Wefensleben l Gut 250000 Euro sind für die Radikalmaßnahme veranschlagt - eine erkleckliche Summe dafür, dass dafür nichts Neues entsteht, sondern etwas für immer verschwindet. "Aber der Abriss eines so großen Gebäudes kostet eben auch einiges, und wir sehen keine Alternative dazu", sagt Bürgermeister Helmut Ebeling. Nach dem Entzug des Grundschulstandorts vor zwei Jahren ist das Haus auch gemeinde- und vereinsseitig leergezogen worden. Seither galt der Abriss bereits als Frage der Zeit. Ebeling zufolge seien zwar noch Überlegungen hinsichtlich einer neuen Nutzung angestellt worden. "Dazu wären aber weit höhere Investitionen nötig." Weder habe man dafür die Mittel noch die Nutzungskapazitäten, zumal man mit dem "Haus der Generationen" ein neues Gemeindezentrum geschaffen habe.

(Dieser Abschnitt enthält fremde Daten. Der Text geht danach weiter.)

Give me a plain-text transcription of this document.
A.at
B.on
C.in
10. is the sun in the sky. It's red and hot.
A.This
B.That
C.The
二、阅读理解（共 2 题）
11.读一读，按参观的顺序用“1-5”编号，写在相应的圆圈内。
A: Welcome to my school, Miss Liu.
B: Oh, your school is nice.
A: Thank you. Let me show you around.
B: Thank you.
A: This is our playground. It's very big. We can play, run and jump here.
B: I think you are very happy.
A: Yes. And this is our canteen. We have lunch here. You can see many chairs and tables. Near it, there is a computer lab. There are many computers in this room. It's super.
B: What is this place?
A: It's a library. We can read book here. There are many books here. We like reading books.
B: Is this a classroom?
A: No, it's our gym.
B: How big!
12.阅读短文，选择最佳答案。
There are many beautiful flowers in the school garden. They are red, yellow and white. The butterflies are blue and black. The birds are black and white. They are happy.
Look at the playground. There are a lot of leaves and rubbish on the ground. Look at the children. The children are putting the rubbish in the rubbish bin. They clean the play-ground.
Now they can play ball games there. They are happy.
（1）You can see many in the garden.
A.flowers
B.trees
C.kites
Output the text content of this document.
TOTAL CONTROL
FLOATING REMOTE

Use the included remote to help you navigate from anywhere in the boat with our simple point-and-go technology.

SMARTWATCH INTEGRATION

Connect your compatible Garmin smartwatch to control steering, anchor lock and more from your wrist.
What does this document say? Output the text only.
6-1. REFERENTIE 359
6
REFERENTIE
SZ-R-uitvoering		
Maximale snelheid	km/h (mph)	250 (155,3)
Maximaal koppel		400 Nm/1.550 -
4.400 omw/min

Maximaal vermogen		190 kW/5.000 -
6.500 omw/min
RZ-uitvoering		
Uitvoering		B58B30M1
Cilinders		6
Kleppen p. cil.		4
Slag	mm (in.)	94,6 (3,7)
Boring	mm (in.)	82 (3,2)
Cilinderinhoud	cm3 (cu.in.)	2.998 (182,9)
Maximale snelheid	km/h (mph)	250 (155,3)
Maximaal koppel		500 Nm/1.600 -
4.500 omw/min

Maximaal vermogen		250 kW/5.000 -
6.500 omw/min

Über das Programm "Stadtumbau Ost" stehen der Gemeinde 170000 Euro Abrissförderung in Aussicht. Der Antrag darauf ist für dieses Jahr gestellt. Vom Eigenanteil (85000 Euro) übernimmt die Verbandsgemeinde Obere Aller voraussichtlich 35000 Euro - so hat es der Rat am Mittwochabend mit dem Haushalt beschlossen. Das Gelände soll später Investoren zum Bau altersgerechter Wohnungen angeboten werden.